Ketika kawasan-kawasan Muslim di Arakan
dipimpin oleh kepala negara bagian yang berasal dari Rakhine-Budha, para
pemimpin dan masyarakat Muslim menolaknya dengan sangat keras. Penolakan ini
dapat dimaklumi sebagai ekses dari perselihan antar-etnik ini sebelumnya. Pada
tahun 1961, akhirnya U Nu memutuskan untuk tetap memberikan kekuasaan kepada
etnis mayoritas di Arakan, yaitu Rakhine-Budha. Hanya saja, kawasan-kawasan
yang dihuni oleh mayoritas Muslim, yaitu Buthidaung, Maungdaw, dan Rathedaung
Barat, akan disatukan menjadi kawasan khusus yang dinamai kawasan Mayu (Mayu
region). Kawasan yang nama resminya adalah Mayu Frontier Administrasion
akan langsung dikontrol oleh pemerintah pusat. Hal ini dilakukan untuk
menghentikan konflik horizontal yang sudah lama terjadi.
Akan tetapi rupanya sejarah berkata lain.

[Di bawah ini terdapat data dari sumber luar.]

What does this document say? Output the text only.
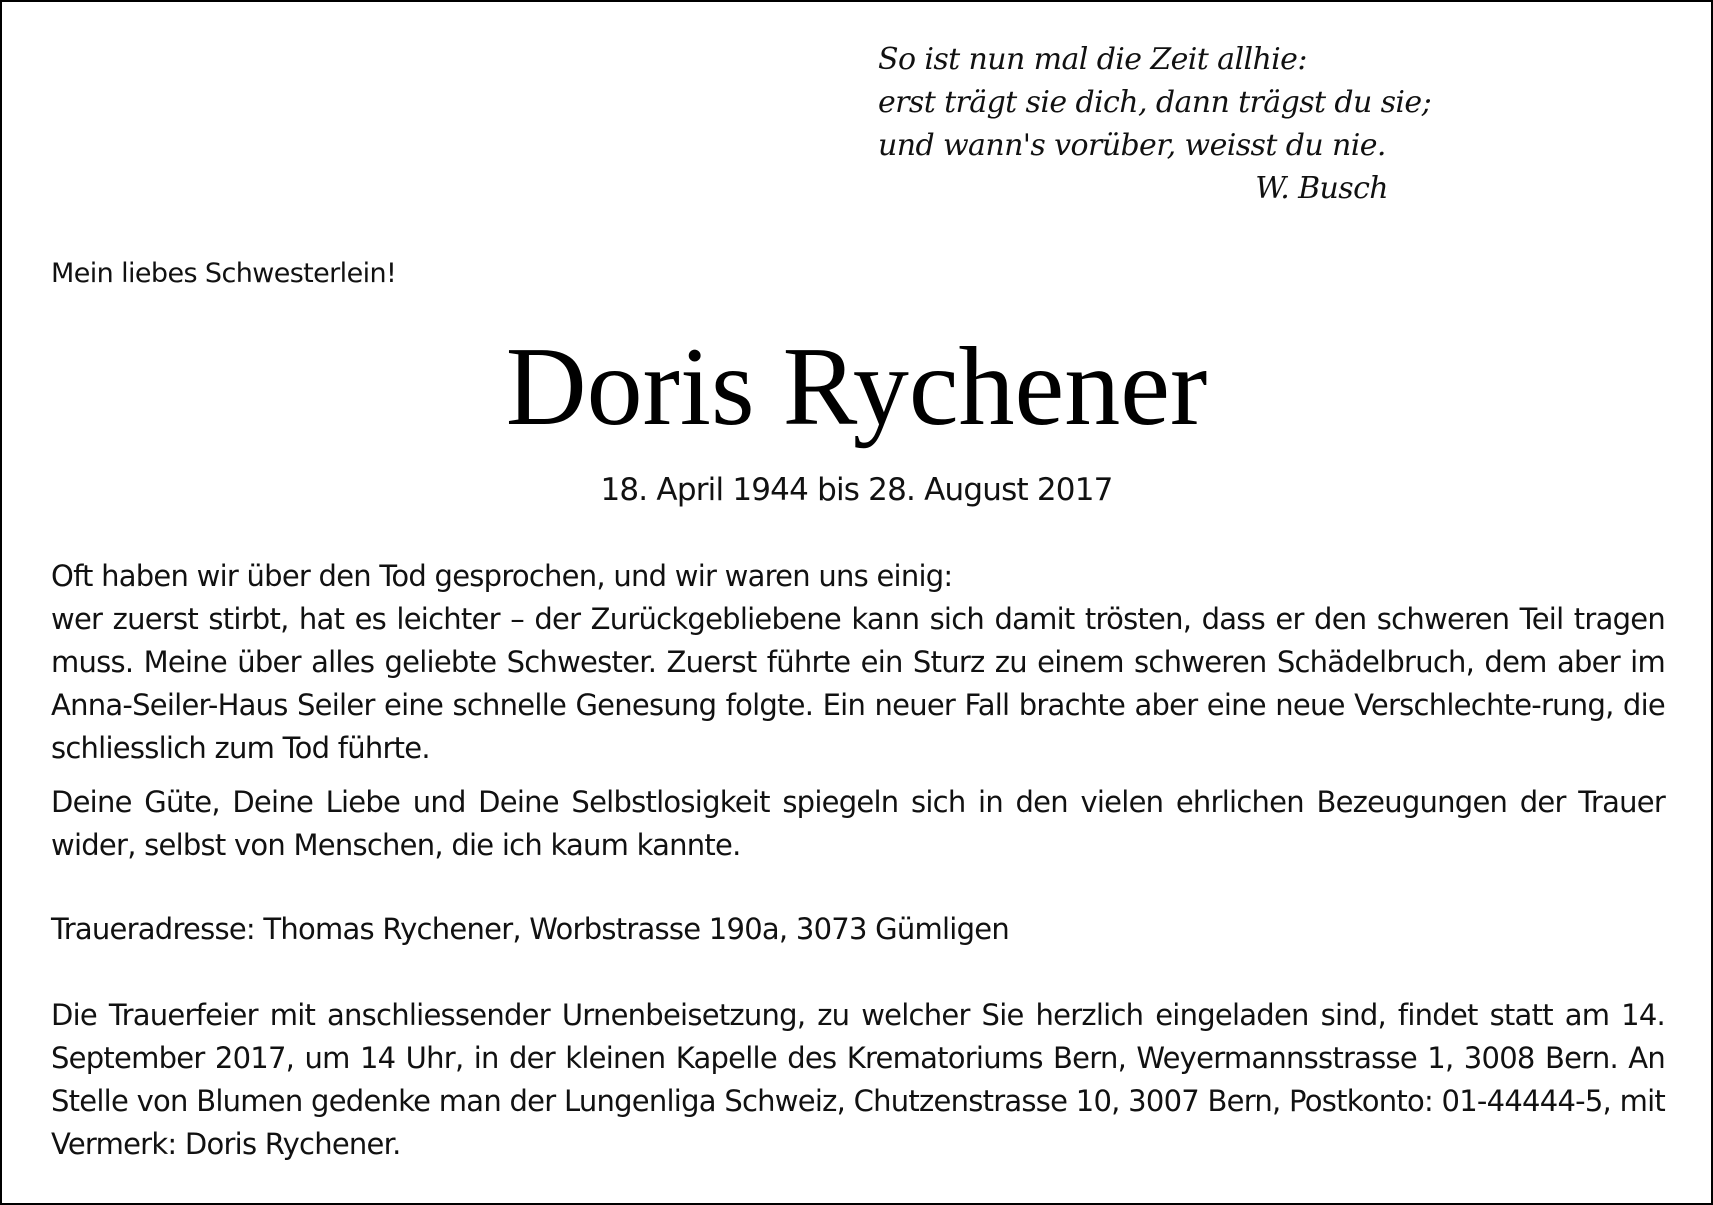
So ist nun mal die Zeit allhie:
erst trägt sie dich, dann trägst du sie;
und wann's vorüber, weisst du nie.
W. Busch
Mein liebes Schwesterlein!
Doris Rychener
18. April 1944 bis 28. August 2017
Oft haben wir über den Tod gesprochen, und wir waren uns einig:
wer zuerst stirbt, hat es leichter – der Zurückgebliebene kann sich damit trösten, dass er den schweren Teil tragen muss. Meine über alles geliebte Schwester. Zuerst führte ein Sturz zu einem schweren Schädelbruch, dem aber im Anna-Seiler-Haus Seiler eine schnelle Genesung folgte. Ein neuer Fall brachte aber eine neue Verschlechte-rung, die schliesslich zum Tod führte.
Deine Güte, Deine Liebe und Deine Selbstlosigkeit spiegeln sich in den vielen ehrlichen Bezeugungen der Trauer wider, selbst von Menschen, die ich kaum kannte.
Traueradresse: Thomas Rychener, Worbstrasse 190a, 3073 Gümligen
Die Trauerfeier mit anschliessender Urnenbeisetzung, zu welcher Sie herzlich eingeladen sind, findet statt am 14. September 2017, um 14 Uhr, in der kleinen Kapelle des Krematoriums Bern, Weyermannsstrasse 1, 3008 Bern. An Stelle von Blumen gedenke man der Lungenliga Schweiz, Chutzenstrasse 10, 3007 Bern, Postkonto: 01-44444-5, mit Vermerk: Doris Rychener.
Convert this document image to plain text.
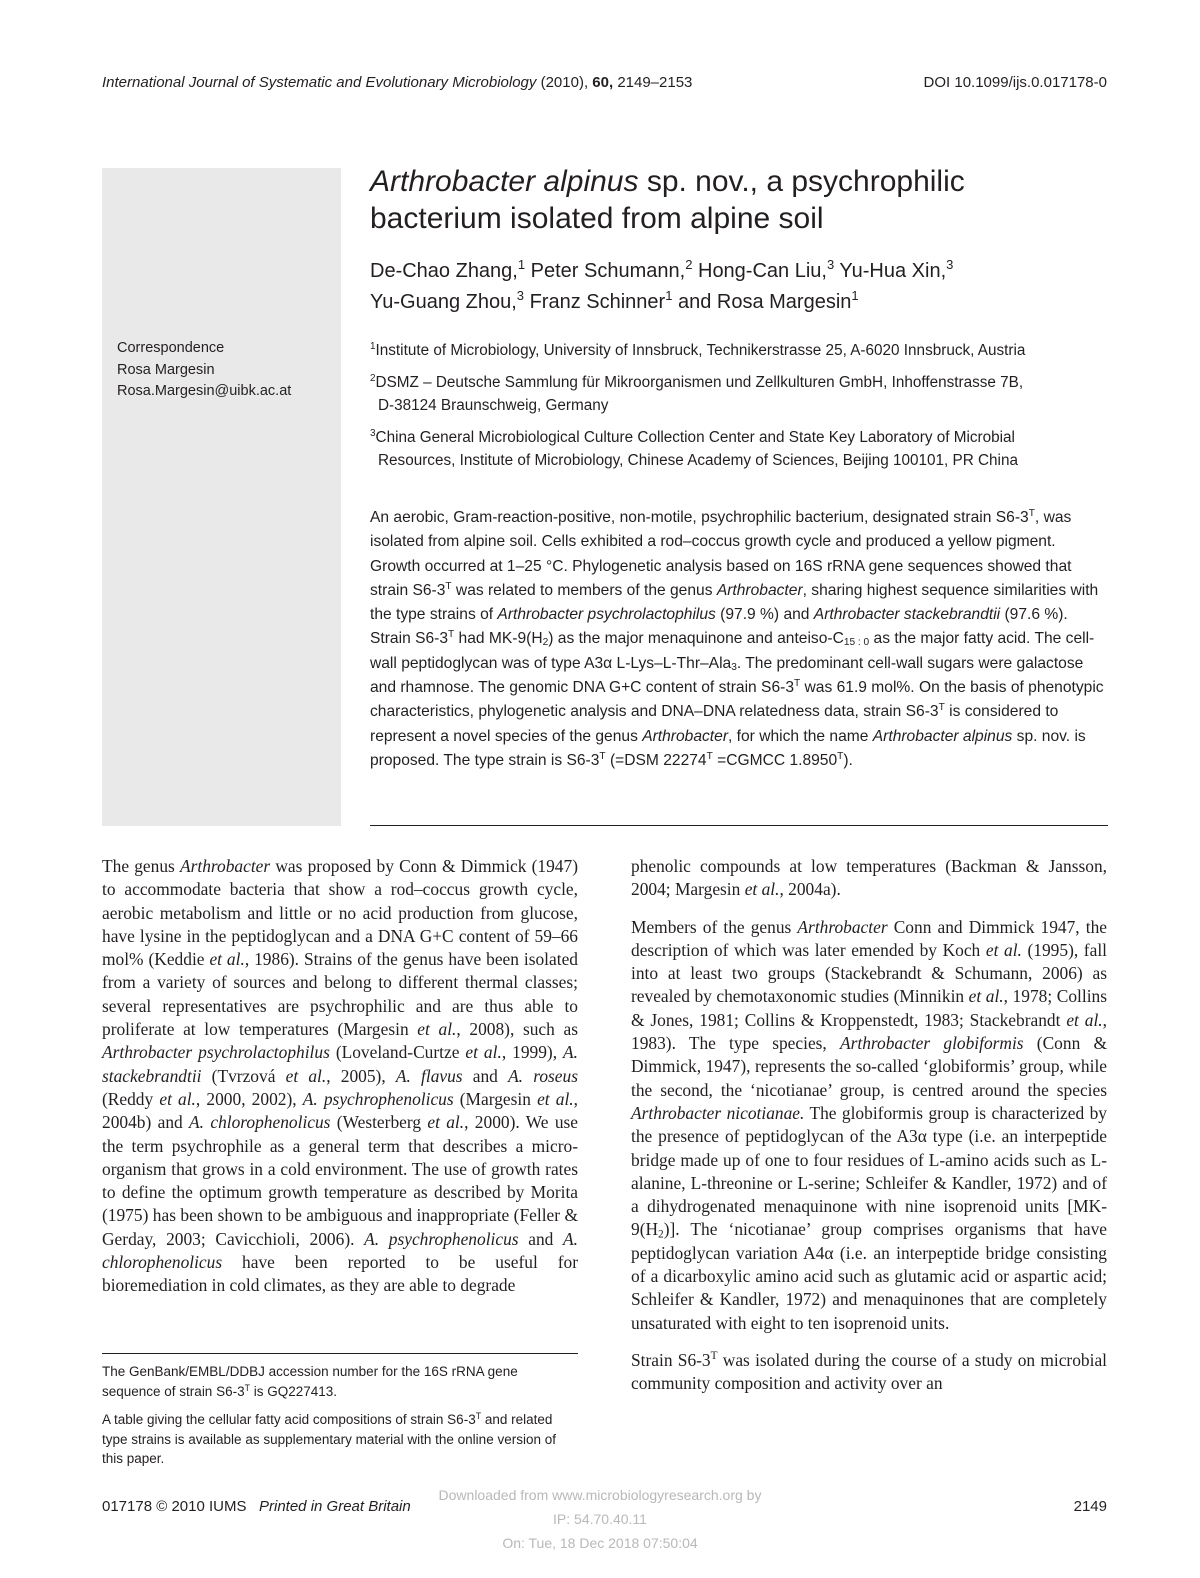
International Journal of Systematic and Evolutionary Microbiology (2010), 60, 2149–2153	DOI 10.1099/ijs.0.017178-0
Correspondence
Rosa Margesin
Rosa.Margesin@uibk.ac.at
Arthrobacter alpinus sp. nov., a psychrophilic
bacterium isolated from alpine soil
De-Chao Zhang,$^1$ Peter Schumann,$^2$ Hong-Can Liu,$^3$ Yu-Hua Xin,$^3$
Yu-Guang Zhou,$^3$ Franz Schinner$^1$ and Rosa Margesin$^1$
$^1$Institute of Microbiology, University of Innsbruck, Technikerstrasse 25, A-6020 Innsbruck, Austria
$^2$DSMZ – Deutsche Sammlung für Mikroorganismen und Zellkulturen GmbH, Inhoffenstrasse 7B,
D-38124 Braunschweig, Germany
$^3$China General Microbiological Culture Collection Center and State Key Laboratory of Microbial
Resources, Institute of Microbiology, Chinese Academy of Sciences, Beijing 100101, PR China
An aerobic, Gram-reaction-positive, non-motile, psychrophilic bacterium, designated strain $S6-3^T$, was isolated from alpine soil. Cells exhibited a rod–coccus growth cycle and produced a yellow pigment. Growth occurred at 1–25 °C. Phylogenetic analysis based on 16S rRNA gene sequences showed that strain $S6-3^T$ was related to members of the genus Arthrobacter, sharing highest sequence similarities with the type strains of Arthrobacter psychrolactophilus (97.9 %) and Arthrobacter stackebrandtii (97.6 %). Strain $S6-3^T$ had $MK-9(H_2)$ as the major menaquinone and anteiso-$C_{15 : 0}$ as the major fatty acid. The cell-wall peptidoglycan was of type A3α L-Lys–L-Thr–Ala$_3$. The predominant cell-wall sugars were galactose and rhamnose. The genomic DNA G+C content of strain $S6-3^T$ was 61.9 mol%. On the basis of phenotypic characteristics, phylogenetic analysis and DNA–DNA relatedness data, strain $S6-3^T$ is considered to represent a novel species of the genus Arthrobacter, for which the name Arthrobacter alpinus sp. nov. is proposed. The type strain is $S6-3^T$ (=DSM $22274^T$ =CGMCC $1.8950^T$).

The genus Arthrobacter was proposed by Conn & Dimmick (1947) to accommodate bacteria that show a rod–coccus growth cycle, aerobic metabolism and little or no acid production from glucose, have lysine in the peptidoglycan and a DNA G+C content of 59–66 mol% (Keddie et al., 1986). Strains of the genus have been isolated from a variety of sources and belong to different thermal classes; several representatives are psychrophilic and are thus able to proliferate at low temperatures (Margesin et al., 2008), such as Arthrobacter psychrolactophilus (Loveland-Curtze et al., 1999), A. stackebrandtii (Tvrzová et al., 2005), A. flavus and A. roseus (Reddy et al., 2000, 2002), A. psychrophenolicus (Margesin et al., 2004b) and A. chlorophenolicus (Westerberg et al., 2000). We use the term psychrophile as a general term that describes a micro-organism that grows in a cold environment. The use of growth rates to define the optimum growth temperature as described by Morita (1975) has been shown to be ambiguous and inappropriate (Feller & Gerday, 2003; Cavicchioli, 2006). A. psychrophenolicus and A. chlorophenolicus have been reported to be useful for bioremediation in cold climates, as they are able to degrade

The GenBank/EMBL/DDBJ accession number for the 16S rRNA gene sequence of strain $S6-3^T$ is GQ227413.
A table giving the cellular fatty acid compositions of strain $S6-3^T$ and related type strains is available as supplementary material with the online version of this paper.

phenolic compounds at low temperatures (Backman & Jansson, 2004; Margesin et al., 2004a).

Members of the genus Arthrobacter Conn and Dimmick 1947, the description of which was later emended by Koch et al. (1995), fall into at least two groups (Stackebrandt & Schumann, 2006) as revealed by chemotaxonomic studies (Minnikin et al., 1978; Collins & Jones, 1981; Collins & Kroppenstedt, 1983; Stackebrandt et al., 1983). The type species, Arthrobacter globiformis (Conn & Dimmick, 1947), represents the so-called ‘globiformis’ group, while the second, the ‘nicotianae’ group, is centred around the species Arthrobacter nicotianae. The globiformis group is characterized by the presence of peptidoglycan of the A3α type (i.e. an interpeptide bridge made up of one to four residues of L-amino acids such as L-alanine, L-threonine or L-serine; Schleifer & Kandler, 1972) and of a dihydrogenated menaquinone with nine isoprenoid units $[MK-9(H_2)]$. The ‘nicotianae’ group comprises organisms that have peptidoglycan variation A4α (i.e. an interpeptide bridge consisting of a dicarboxylic amino acid such as glutamic acid or aspartic acid; Schleifer & Kandler, 1972) and menaquinones that are completely unsaturated with eight to ten isoprenoid units.

Strain $S6-3^T$ was isolated during the course of a study on microbial community composition and activity over an

Downloaded from www.microbiologyresearch.org by
IP: 54.70.40.11
On: Tue, 18 Dec 2018 07:50:04
017178 © 2010 IUMS Printed in Great Britain	2149
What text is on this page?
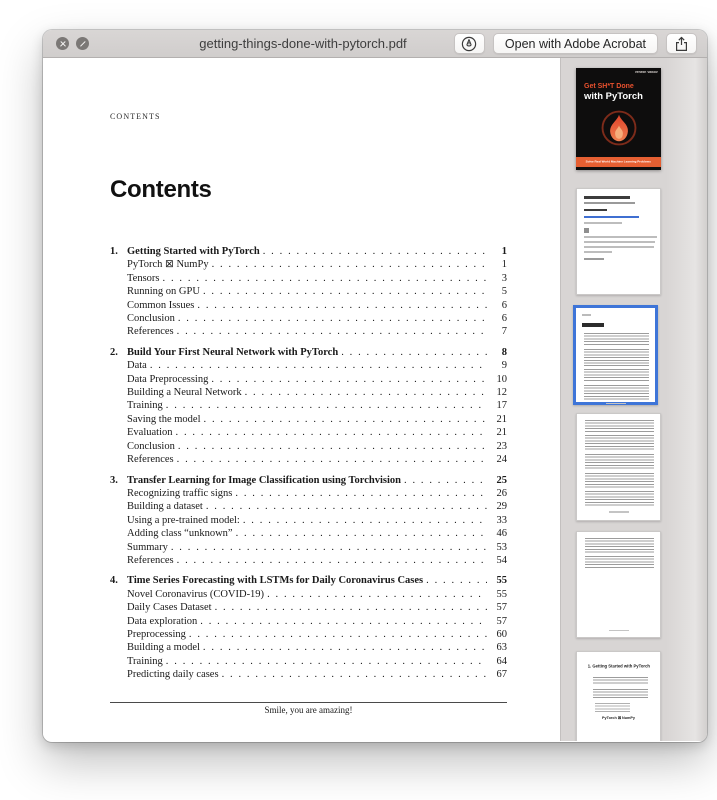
getting-things-done-with-pytorch.pdf	Open with Adobe Acrobat
CONTENTS
Contents
1. Getting Started with PyTorch . . .	1
PyTorch ⊠ NumPy . . .	1
Tensors . . .	3
Running on GPU . . .	5
Common Issues . . .	6
Conclusion . . .	6
References . . .	7
2. Build Your First Neural Network with PyTorch . . .	8
Data . . .	9
Data Preprocessing . . .	10
Building a Neural Network . . .	12
Training . . .	17
Saving the model . . .	21
Evaluation . . .	21
Conclusion . . .	23
References . . .	24
3. Transfer Learning for Image Classification using Torchvision . . .	25
Recognizing traffic signs . . .	26
Building a dataset . . .	29
Using a pre-trained model: . . .	33
Adding class “unknown” . . .	46
Summary . . .	53
References . . .	54
4. Time Series Forecasting with LSTMs for Daily Coronavirus Cases . . .	55
Novel Coronavirus (COVID-19) . . .	55
Daily Cases Dataset . . .	57
Data exploration . . .	57
Preprocessing . . .	60
Building a model . . .	63
Training . . .	64
Predicting daily cases . . .	67
Smile, you are amazing!
Venelin Valkov
Get SH*T Done
with PyTorch
Solve Real World Machine Learning Problems
1. Getting Started with PyTorch
PyTorch ⊠ NumPy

Kelompok militer garis-keras Budha berhasil menggulingkan U Nu dan mengambil
alih kekuasaannya. Penguasa baru ini bertindak sangat diktator dan cenderung
fasis. Semua kebijakan U Nu terhadap etnik Rohingya dibatalkan. Pemerintah
Junta-Militer sendiri bersikap sebaliknya. Mereka ingin menguasai kawasan
Arakan sepenuhnya tanpa Rohingya-Muslim. Untuk mendapatkan pembenaran atas
pembersihan etnis (etnic cleansing), pemerintah baru ini malah
menghidupkan kebencian lama dengan memunculkan wacana tentang Rohingya sebagai
bukan penduduk asli Arakan. Mereka dianggap ilegal datang ke Arakan. Seperti
halnya Inggris dan Jepang, pemerintah Junta Militer Myanmar ini juga
memanfaatkan orang-orang lokal setempat untuk memenuhi tujuan mereka menghabisi
Rohingya. Oleh sebab itu, terjadilah apa yang terjadi sejak tahun 1962 hingga
saat ini. Wallâhu A’lamu bi Al-Shawwâb.